- Occupation: Engineer
- Employer: McLaren Racing
- Known for: Formula One engineer
- Title: Sporting director

= Will Courtenay =

British Formula One engineer

Will Courtenay is a British Formula One engineer. He is currently the Sporting Director for the McLaren Racing Formula One team.

==Career==
Courtenay studied at the University of Cambridge, where he graduated in 2002 with a Master of Engineering (MEng) degree.

After graduating, he began his career at TRW Inc., working as a software programmer. His move into motorsport came when he joined Jaguar Racing as a systems engineer.

When Jaguar was purchased and rebranded as Red Bull Racing in 2005, Courtenay transitioned into the team’s strategy department. Over the following years, he became one of Red Bull’s key strategic minds, helping shape the team’s race-day decision-making.

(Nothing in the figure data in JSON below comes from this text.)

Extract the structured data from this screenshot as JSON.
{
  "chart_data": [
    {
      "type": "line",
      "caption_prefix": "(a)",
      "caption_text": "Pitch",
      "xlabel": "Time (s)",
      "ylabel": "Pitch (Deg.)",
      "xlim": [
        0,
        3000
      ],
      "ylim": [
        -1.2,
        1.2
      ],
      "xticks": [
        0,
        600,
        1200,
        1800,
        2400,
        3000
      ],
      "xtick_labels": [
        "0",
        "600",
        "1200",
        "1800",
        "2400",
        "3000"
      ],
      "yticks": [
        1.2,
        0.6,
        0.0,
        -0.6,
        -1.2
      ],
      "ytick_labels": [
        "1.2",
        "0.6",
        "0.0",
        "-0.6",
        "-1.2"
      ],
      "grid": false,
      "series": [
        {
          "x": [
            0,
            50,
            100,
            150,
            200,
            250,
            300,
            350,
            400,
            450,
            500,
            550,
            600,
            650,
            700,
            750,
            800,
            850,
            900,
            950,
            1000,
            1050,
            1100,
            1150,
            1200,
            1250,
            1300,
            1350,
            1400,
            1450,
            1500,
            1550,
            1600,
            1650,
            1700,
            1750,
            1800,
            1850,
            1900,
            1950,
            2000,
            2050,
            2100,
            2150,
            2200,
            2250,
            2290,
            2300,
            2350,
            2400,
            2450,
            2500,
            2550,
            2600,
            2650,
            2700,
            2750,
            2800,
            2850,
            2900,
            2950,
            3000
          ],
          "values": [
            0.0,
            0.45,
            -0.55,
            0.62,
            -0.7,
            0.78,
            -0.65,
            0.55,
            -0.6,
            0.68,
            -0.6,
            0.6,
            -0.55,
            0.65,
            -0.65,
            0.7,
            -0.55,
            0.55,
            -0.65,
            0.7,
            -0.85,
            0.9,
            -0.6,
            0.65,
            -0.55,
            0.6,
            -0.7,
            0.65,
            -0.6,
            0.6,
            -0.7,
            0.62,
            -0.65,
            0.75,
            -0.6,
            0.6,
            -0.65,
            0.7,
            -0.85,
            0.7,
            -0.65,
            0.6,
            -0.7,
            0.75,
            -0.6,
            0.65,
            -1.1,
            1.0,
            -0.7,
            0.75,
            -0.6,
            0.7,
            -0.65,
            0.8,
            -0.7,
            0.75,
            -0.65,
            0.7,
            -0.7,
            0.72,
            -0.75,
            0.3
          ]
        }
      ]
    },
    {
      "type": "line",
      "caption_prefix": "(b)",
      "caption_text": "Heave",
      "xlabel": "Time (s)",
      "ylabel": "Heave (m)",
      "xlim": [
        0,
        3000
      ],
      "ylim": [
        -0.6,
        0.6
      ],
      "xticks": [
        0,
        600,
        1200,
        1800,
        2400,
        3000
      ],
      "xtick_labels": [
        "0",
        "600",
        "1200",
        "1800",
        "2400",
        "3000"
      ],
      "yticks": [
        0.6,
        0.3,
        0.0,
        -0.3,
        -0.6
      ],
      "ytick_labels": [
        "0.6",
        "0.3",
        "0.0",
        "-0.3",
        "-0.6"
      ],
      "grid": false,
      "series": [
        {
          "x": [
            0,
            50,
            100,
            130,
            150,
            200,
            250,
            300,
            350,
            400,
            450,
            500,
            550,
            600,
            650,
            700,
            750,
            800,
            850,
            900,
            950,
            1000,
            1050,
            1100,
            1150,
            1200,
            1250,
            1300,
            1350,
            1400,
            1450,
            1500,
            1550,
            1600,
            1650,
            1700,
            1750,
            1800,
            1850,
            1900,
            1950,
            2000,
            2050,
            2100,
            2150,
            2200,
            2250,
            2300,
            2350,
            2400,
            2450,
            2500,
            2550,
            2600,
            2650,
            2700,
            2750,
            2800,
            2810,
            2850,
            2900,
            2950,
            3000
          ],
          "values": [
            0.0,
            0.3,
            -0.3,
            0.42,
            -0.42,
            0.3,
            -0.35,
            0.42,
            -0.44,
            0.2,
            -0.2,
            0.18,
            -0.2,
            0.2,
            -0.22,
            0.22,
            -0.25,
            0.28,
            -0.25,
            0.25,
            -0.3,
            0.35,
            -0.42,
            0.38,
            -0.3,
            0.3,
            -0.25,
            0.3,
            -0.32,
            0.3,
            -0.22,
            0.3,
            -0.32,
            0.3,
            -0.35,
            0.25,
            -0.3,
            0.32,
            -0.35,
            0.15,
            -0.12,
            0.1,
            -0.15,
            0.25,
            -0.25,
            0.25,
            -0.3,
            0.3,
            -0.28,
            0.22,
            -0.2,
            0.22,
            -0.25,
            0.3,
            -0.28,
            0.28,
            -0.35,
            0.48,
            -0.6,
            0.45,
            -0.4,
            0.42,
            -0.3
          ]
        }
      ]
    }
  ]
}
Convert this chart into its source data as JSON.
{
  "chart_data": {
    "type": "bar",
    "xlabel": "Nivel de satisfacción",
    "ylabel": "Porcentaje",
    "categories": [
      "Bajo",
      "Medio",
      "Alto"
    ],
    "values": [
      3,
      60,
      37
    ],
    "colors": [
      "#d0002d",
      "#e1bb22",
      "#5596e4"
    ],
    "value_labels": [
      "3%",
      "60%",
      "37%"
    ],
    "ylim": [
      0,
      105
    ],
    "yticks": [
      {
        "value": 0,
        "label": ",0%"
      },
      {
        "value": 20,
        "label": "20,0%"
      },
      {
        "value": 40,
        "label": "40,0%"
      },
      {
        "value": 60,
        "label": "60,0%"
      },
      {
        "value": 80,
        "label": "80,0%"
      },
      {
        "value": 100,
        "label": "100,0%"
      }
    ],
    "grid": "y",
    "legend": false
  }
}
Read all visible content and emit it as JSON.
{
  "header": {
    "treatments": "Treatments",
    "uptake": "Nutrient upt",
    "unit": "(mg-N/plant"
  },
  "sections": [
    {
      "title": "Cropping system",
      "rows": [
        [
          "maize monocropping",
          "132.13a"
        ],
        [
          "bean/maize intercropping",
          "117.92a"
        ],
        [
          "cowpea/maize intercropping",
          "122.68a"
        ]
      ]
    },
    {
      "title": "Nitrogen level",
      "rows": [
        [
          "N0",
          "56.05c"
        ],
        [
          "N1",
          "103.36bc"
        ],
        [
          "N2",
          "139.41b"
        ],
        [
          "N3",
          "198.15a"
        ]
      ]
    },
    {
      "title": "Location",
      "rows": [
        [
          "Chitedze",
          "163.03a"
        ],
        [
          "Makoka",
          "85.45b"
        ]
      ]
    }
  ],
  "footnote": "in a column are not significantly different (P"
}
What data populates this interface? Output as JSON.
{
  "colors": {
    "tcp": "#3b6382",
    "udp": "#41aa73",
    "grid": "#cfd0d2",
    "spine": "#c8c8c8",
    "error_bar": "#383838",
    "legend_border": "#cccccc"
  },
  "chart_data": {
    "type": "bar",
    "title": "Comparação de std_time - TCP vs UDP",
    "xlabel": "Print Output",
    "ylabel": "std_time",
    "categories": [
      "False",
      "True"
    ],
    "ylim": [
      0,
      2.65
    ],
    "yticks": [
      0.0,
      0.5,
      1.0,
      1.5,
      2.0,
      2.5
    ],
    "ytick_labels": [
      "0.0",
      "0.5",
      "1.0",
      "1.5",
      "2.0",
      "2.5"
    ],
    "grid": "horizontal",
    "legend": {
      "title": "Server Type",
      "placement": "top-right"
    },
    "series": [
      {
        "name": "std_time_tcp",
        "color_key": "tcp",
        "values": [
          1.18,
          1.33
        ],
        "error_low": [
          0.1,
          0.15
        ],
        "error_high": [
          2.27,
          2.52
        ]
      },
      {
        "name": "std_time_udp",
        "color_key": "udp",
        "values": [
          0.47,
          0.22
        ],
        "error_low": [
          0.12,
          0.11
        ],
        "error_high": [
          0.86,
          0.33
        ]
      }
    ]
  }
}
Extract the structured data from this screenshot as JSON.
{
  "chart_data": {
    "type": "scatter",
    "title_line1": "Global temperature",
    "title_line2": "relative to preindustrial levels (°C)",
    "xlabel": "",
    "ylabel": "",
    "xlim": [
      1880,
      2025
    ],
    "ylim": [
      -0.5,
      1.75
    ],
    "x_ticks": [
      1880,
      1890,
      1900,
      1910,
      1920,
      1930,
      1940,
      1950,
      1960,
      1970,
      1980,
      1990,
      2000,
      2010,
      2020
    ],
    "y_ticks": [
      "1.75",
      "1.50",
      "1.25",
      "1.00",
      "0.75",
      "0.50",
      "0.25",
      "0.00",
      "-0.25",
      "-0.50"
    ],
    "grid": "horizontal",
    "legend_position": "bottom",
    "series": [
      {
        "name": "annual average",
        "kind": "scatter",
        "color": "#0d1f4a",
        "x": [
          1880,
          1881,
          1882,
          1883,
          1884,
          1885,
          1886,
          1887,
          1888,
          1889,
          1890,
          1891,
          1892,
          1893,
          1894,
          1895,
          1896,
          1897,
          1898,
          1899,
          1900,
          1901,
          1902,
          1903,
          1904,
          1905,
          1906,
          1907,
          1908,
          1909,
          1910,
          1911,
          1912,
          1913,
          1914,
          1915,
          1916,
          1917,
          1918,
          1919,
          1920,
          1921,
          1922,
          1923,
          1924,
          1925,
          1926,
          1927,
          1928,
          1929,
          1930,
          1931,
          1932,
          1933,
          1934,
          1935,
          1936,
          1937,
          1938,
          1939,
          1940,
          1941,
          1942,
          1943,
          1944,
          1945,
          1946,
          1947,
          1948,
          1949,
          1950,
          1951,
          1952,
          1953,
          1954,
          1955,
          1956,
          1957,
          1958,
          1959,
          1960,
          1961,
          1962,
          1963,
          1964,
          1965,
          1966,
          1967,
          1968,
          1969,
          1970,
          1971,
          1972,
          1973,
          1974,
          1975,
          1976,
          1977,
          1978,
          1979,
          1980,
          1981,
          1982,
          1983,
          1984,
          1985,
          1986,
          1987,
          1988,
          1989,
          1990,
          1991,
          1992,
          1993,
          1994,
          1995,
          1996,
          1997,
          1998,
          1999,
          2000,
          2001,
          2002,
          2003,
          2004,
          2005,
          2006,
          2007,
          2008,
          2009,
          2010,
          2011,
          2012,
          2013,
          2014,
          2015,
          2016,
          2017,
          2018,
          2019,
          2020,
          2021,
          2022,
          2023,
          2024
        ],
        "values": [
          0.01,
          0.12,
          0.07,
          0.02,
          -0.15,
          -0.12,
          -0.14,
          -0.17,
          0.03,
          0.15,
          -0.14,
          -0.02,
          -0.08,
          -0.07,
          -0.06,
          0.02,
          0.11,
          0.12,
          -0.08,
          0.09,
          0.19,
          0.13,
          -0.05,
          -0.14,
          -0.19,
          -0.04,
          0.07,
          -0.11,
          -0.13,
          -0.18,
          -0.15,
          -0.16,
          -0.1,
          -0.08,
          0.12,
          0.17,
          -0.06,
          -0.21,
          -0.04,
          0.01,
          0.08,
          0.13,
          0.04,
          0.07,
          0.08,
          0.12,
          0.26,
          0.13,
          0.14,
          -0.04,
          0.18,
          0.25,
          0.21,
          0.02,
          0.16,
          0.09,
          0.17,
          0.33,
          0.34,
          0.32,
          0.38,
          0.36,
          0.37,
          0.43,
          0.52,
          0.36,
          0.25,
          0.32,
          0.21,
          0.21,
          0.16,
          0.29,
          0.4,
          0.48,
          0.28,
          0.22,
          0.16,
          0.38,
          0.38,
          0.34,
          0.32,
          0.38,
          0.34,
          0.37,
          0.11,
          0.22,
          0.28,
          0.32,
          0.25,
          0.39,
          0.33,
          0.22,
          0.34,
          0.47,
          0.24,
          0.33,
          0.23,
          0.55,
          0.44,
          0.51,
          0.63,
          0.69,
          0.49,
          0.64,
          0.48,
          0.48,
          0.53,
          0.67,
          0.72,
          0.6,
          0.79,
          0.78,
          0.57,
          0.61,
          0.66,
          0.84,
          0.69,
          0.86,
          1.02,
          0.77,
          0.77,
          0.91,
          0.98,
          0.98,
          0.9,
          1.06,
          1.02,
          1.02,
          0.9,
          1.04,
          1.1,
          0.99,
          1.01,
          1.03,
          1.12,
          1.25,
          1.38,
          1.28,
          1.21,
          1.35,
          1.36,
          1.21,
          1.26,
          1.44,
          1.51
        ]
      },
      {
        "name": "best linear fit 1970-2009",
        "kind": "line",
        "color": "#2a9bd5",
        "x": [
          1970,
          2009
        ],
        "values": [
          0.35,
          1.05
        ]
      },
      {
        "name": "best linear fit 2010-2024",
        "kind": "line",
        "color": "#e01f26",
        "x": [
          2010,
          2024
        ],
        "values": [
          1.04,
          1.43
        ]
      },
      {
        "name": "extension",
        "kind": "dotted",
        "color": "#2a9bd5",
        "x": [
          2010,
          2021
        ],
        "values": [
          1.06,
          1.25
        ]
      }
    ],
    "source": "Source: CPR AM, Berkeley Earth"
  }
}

In 2010, he was promoted to Head of Strategy, working closely with race engineers and team management during Red Bull’s dominant championship years.

Courtenay later shared race strategy duties with Hannah Schmitz, with the pair alternating between trackside strategy responsibilities and remote support from the team’s operations room at Milton Keynes.

In 2024, it was announced that Courtenay would leave Red Bull Racing to join McLaren Racing as the team’s new Sporting Director. Initially contracted to remain with Red Bull until mid-2026, Courtenay was subsequently released from his contract earlier during the winter break of 2025 which allowed him to join McLaren starting from the 2026 season.